Get up to speed before you start, as much as is practicable. If there are areas of the new position that are not your area of expertise, you need to get smart about them. Take time to ramp up for the new role.
Taking over for a big personality is hard, but don’t try to copy someone else’s style of leadership. Be authentic, it will earn you respect and pre-empt judgement and comparison to your predecessor.
Understand and manage stakeholder relationships.
A key element of your success will be your ability to establish and effectively manage stakeholder relationships, both internal and external. This requires knowing not only who these people are, but also what they care most about, what they each expect from you, and what concerns they have. Some may be skeptical of your ability to live up to your predecessor’s performance. You’ll want to meet with each stakeholder and ask relevant questions like:
- In your view, what should my top three priorities be over the next six to 12 months, and what would success look like to you?
- What other internal and external relationships are most important to support these priorities?
- What concerns do you have, and how can I address them?
Another option is to engage an executive coach to ask these questions on your behalf as part of an “assimilation coaching” program, which may get you more candid answers. However, this is in no way a substitute for you meeting with these stakeholders to start to build these essential relationships.
Assess the team.
Given your top priorities, you’ll want to assess if you have the right team to accomplish them. This includes hiring to fill any gaps on your team, as well as directly addressing performance issues that can prevent you from getting the leverage you need or impede your progress.

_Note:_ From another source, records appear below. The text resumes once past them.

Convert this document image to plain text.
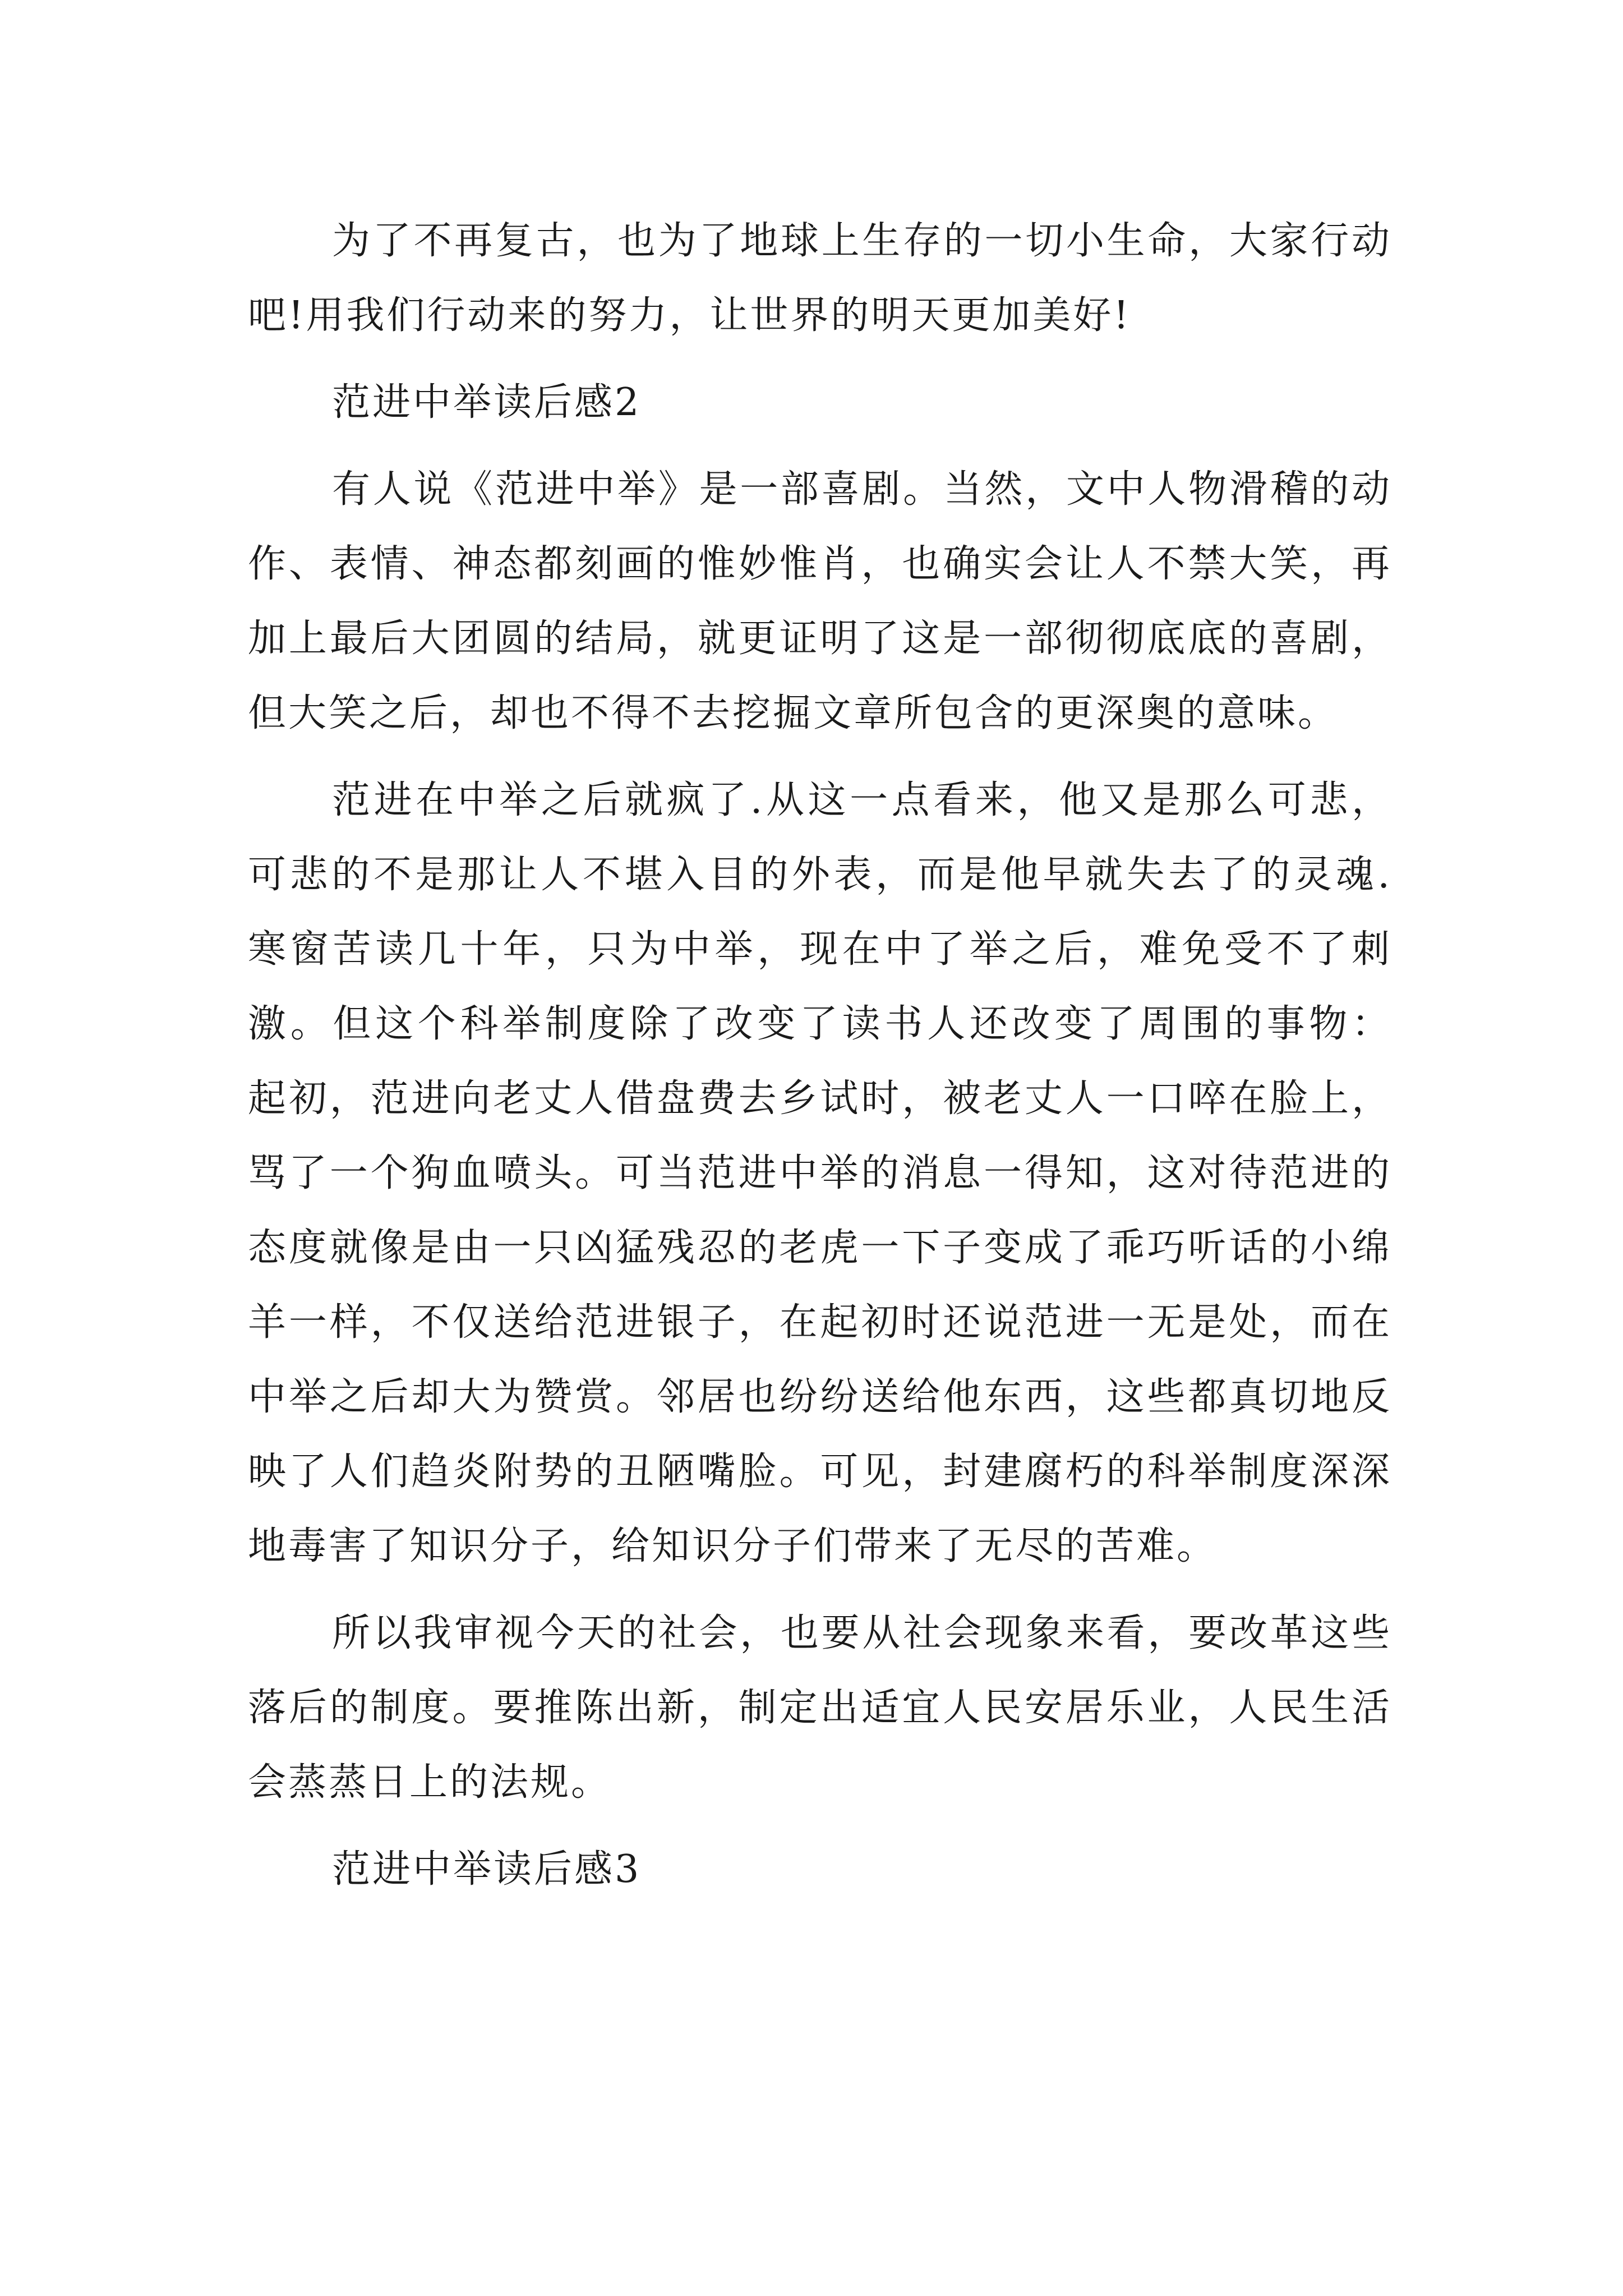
为了不再复古，也为了地球上生存的一切小生命，大家行动吧!用我们行动来的努力，让世界的明天更加美好!

范进中举读后感2

有人说《范进中举》是一部喜剧。当然，文中人物滑稽的动作、表情、神态都刻画的惟妙惟肖，也确实会让人不禁大笑，再加上最后大团圆的结局，就更证明了这是一部彻彻底底的喜剧，但大笑之后，却也不得不去挖掘文章所包含的更深奥的意味。

范进在中举之后就疯了.从这一点看来，他又是那么可悲，可悲的不是那让人不堪入目的外表，而是他早就失去了的灵魂.寒窗苦读几十年，只为中举，现在中了举之后，难免受不了刺激。但这个科举制度除了改变了读书人还改变了周围的事物： 起初，范进向老丈人借盘费去乡试时，被老丈人一口啐在脸上，骂了一个狗血喷头。可当范进中举的消息一得知，这对待范进的态度就像是由一只凶猛残忍的老虎一下子变成了乖巧听话的小绵羊一样，不仅送给范进银子，在起初时还说范进一无是处，而在中举之后却大为赞赏。邻居也纷纷送给他东西，这些都真切地反映了人们趋炎附势的丑陋嘴脸。可见，封建腐朽的科举制度深深地毒害了知识分子，给知识分子们带来了无尽的苦难。

所以我审视今天的社会，也要从社会现象来看，要改革这些落后的制度。要推陈出新，制定出适宜人民安居乐业，人民生活会蒸蒸日上的法规。

范进中举读后感3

An initial meeting could include this introductory email:
Thank you for being available to meet with me! During our scheduled 1:1 introductory meeting, it would be very helpful to have some information regarding your work. Please complete the questionnaire below and return to me prior to our scheduled meeting.
- What are your job roles and responsibilities?
- What projects and deliverables are you currently working on?
- Do you have any areas of expertise that you would like to discuss?
- What are your training and career goals?
- What do you like about your position and working in IT for the organization? Don’t like or could improve?
- Do you have any questions for me?
Don’t get caught in the weeds. Failing to address performance issues with the team or shy away from difficult conversations will distract from strategic priorities.
Check your mindset.
Manage ‘imposter syndrome.’ Address limiting beliefs.
Seek ongoing feedback and support.
Create feedback loops with key stakeholders. Not everyone will like what you do. Give your team explicit permission to give upward feedback, then listen.